Long-Term Goals

A while ago I realized that I had a pretty significant blind spot: developing long-term goals. Short and medium-term goals — the decisions that are a day, a month, or even several months out — were no problem. But sifting through sets of complex information to decide a way forward that might affect me a year or more out eluded me. I sat in the proverbial waiting space from “Oh the Places You’ll Go,” and just… waited.
Setting long-term goals can be easy if they’re lofty, like: make more money, or exercise more, or learn to cook. But these aren’t necessarily achievable (in that they aren’t quantifiable), and they don’t prescribe a way forward that addresses the complex nature of the problem. Why aren’t you exercising, what’s preventing you from earning more, etc.?
And so I set about to devise support systems that would help me identify root causes to issues that I faced, and chart a path forward to their solution. Not too much time has passed since I’ve done that, but I figured it might be interesting to share some of the things I came up with in case it could help anyone else.

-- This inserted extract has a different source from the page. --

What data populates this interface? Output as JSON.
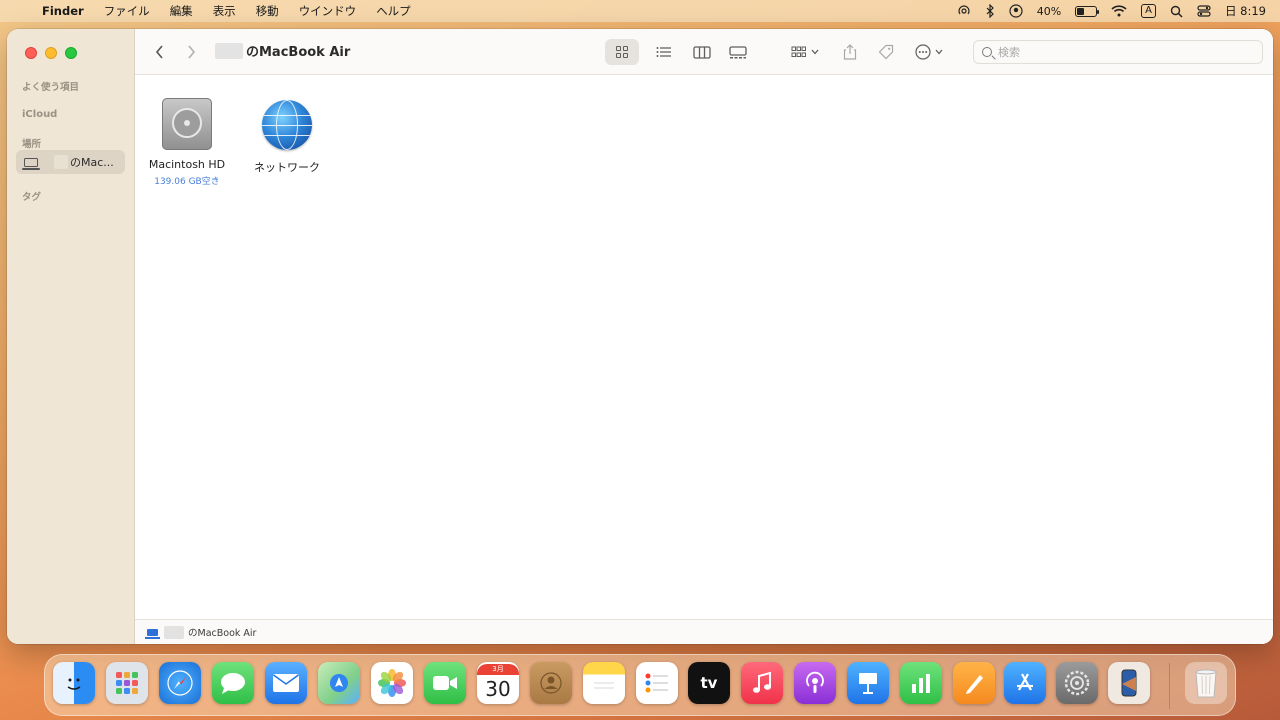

  1. Find objective mentors in positions you’d like to be in. This doesn’t just mean professional mentors, but people who you look up to in life, play, and family. After you’ve developed that list, set up a regular meeting with them to lay out where you are at, what you’re having problems with, and what opportunities you see going forward. Having a group of outside mentors helps you bring in a more diverse array of information that may lay out paths you’d never considered. These might be paths you could follow, or paths you want to avoid.
  2. Ask yourself worst-case scenario questions. Your mentor might provide insight into where you need to go, or what you need to avoid, but they aren’t you. Only you know what the worst-case scenario is for any potential decision: could you lose your house, or your job, or something even more valuable? Asking yourself “what is the worst thing that could happen?” helps identify potential pitfalls that you force out of your mind. Even more, it forces you to think through why that thing might happen.
  3. Lay out multiple potential paths. There is no one correct way forward, and best options are subjective and time-based. For me, then, it’s important to lay out multiple potential paths and mentally map their potential convergences and divergences. How can these objectives complement each other? By doing this, you prevent yourself from putting blinders on and chasing after one goal when, in fact, another potential opportunity could overlap and complement it.

Using this short methodology, I’ve been able to identify three long-term objectives that I’d like to work on. Then I’ve started breaking those larger goals into shorter, more achievable tasks with milestones. More importantly, I feel like I finally have a productive path forward that is leading me toward what I want to do.
I’ll let you know how it goes in a year.